Michael BenischMichael Benisch
Office Smith Hall 234
eMail, URL mbenisch at cs,
Office Hours Thurs. 1:30 PM - 2:30 PM
Yang GuYang Gu
Office Wean Hall 3702
eMail, URL guyang at cs,
Office Hours Tues. 3:10 PM - 4:10 PM

Administrative Assistant

Monica Hopesmeh at cs, Wean Hall 4619

Course Structure

The requirements of this course will consist of participating in lectures, five problem sets, midterm and a project. The grading breakdown is as follows:

  • Problem Sets: 35%
  • Midterm : 30%
  • Final Project: 25%
  • Class Participation and Reading: 10%
  • For most of the class we will follow the book:

  • Artificial Intelligence: A Modern Approach 2nd Edition. by Russell and Norvig (Prentice Hall).
  • Some lectures will have assigned reading, and it is expected that students read the assigned chapters before class.

    Problem Sets

    We will have five problem sets. Problem sets will consist of both theoretical and programming assignments. On some assignments we will recommend that students program in Matlab. However, you are free to do your assignments in any programming language you like as long as you clear it with the TAs first. We will hold a Matlab tutorial during the first week of classes for those who are not familiar with this language.

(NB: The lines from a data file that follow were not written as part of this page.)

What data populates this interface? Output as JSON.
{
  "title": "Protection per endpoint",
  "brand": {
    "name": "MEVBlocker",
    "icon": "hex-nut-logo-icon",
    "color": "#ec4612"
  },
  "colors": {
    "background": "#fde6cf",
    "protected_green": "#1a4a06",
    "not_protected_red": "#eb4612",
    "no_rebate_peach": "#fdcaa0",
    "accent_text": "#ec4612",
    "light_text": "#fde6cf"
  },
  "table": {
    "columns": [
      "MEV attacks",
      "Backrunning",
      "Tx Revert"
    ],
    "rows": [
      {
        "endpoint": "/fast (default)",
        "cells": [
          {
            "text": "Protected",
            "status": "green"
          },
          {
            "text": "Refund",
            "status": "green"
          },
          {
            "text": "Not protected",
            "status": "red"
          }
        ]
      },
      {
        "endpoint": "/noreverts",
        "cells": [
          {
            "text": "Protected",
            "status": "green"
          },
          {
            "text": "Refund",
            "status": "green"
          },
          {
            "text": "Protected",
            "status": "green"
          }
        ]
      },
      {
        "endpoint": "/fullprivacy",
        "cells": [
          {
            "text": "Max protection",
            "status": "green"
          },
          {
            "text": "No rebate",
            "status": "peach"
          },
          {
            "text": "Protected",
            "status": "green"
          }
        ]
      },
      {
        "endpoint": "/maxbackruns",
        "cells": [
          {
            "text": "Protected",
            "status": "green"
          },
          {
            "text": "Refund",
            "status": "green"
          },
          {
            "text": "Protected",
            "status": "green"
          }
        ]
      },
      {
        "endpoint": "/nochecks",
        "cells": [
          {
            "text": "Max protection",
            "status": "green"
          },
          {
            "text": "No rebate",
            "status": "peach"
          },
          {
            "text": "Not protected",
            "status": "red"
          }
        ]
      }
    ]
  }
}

    While you are permitted to discuss the problem sets with fellow class members, each student must write the solutions and code on her / his own. Problem sets are due at the beginning of class on their due date.

    Late Homework Policy

    In any case of personal problems preventing you from submitting your answers on time, please contact the instructors or TAs as soon as possible (before the problem set is due). If you do not have a good enough reason for a late submission you will be penalized according to the following policy:

  • Homework is worth full credit at the beginning of class on the due date.
  • It is worth 75% credit for the next 24 hours.
  • It is worth 50% credit if submitted more than 24 hours but less than 48 hours after due time.
  • It is worth zero credit after that.
  • You must turn in all of the homeworks, even if for zero credit, in order to pass the course. Turn in all late homework assignments to Monica Hopes.


    The Midterm will take place during class hours (see schedule). It will cover the material in the first two parts of class. We will be holding review sessions prior to the midterm. More information will be provided later in the class.


    There are many exciting opportunities for projects in the general area of AI. Projects will either try to extend one the methods discussed in class, apply a method to a new problem or dataset or apply a new /revised algorithm to one of the problems discussed in class. We will provide a number of ideas for projects but students are encouraged to propose their own ideas.

    Projects will be carried out in teams of one or two (encouraged) students. You will submit a one page proposal and a one page progress report during the semester (see class schedule for dates). The final project presentation will be in a poster session during the final exam period. You will also be required to submit a project report of no more than six pages during the poster session.